Stefansson, précurseur du régime cétogèneComment est-ce que je le sais ? Je ne vais pas t’assomer avec des références d’études scientifiques, surtout que c’est un peu long à citer dans les repas de famille. Si ça t’arrive, tu peux leur raconter l’histoire de  Vilhjalmur Stefansson (inutile de me demander comment on le prononce, je n’en sais rien, mais je l’aime quand même). Ce scientifique canadien a passé du temps à étudier les Inuits. Il a notamment passé du temps « en immersion », non pas comme un type qui sait observe les moeurs d’une peuplade de sauvage, mais comme un homme profondément curieux et intéressé par le mode de vie d’autres humains, qui s’adapte à leur vie jusqu’à l’épouser intimement. Après des mésaventures que Wikipédia te raconte très bien, il est revenu dans le monde occidental en expliquant que le régime alimentaire des Inuits était principalement basé sur de la viande grasse, donc des protéines et des lipides. Evidemment, il y a eu quelques esprits chagrins pour mettre en doute son rapport et ses observations. Stefansson a donc décidé de se soumettre à une expériementation au Bellevue Hospital de New-York. Pendant un an, il a suivi une alimentation apportant 15% de son énergie quitodienne sous forme de protéine, 80% sous forme de lipides et 5% sous forme de glucides (principalement du glycogène que l’on trouve dans la viande). Devine comment il en est ressorti au bout d’un an ? En pleine forme ! (sinon, tu penses bien que je ne t’en parlerai pas).
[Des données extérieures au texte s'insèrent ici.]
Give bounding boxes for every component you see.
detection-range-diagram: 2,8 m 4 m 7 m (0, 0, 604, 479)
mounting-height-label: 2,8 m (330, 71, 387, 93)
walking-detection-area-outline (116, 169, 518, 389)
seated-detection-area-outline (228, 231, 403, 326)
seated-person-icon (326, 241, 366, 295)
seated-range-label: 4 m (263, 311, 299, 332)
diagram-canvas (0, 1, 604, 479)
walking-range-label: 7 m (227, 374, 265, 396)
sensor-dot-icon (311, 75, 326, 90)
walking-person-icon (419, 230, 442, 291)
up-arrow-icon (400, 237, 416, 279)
Tu peux aussi expliquer à ta tante assomante que les guerriers Massais, qu’on peut difficilement accuser de rachitisme, se nourrissaient de 1,2 kilos de viande (en premier lieu la langue, le foie et la moelle, le plus gras dans l’animal), 2 litres de lait entier et 500 ml de sang (pour le sel). Bien sûr, personne n’a mesuré le ratio là dedans, mais il est difficile d’y voir une corrélation avec le régime occidental actuel, n’est-ce pas ?

Plus simplement, demande donc à tes détracteurs comment faisaient les premiers Hommes qui vivaient dans des cavernes ? Qu’est-ce qu’on mange, quand on est un homme des cavernes et qu’on ne sait pas que les vaches se domestiquent ni qu’on peut faire pousser du blé ?

En fait, ton alimentation va désarconner les gens, parce qu’on porte, notamment dans nos sociétés, un attachement quasi religieux aux glucides. Les glucides sont, d’une certaine manière, un impératif culturel avec lequel il est difficile de rompre, surtout dans les pays latins. Le fait de rompre avec des macronutriments que nous avons appris à chérir (le pain et le vin des chrétiens notamments) comme des icones culturelles entraine « les gens » à penser que ce régime serait extrême ou dangereux pour la santé. Ce n’est pas parce qu’on aime le pain, les pizzas ou les fraises tagada qu’ils sont indispensables à notre santé. Bien au contraire.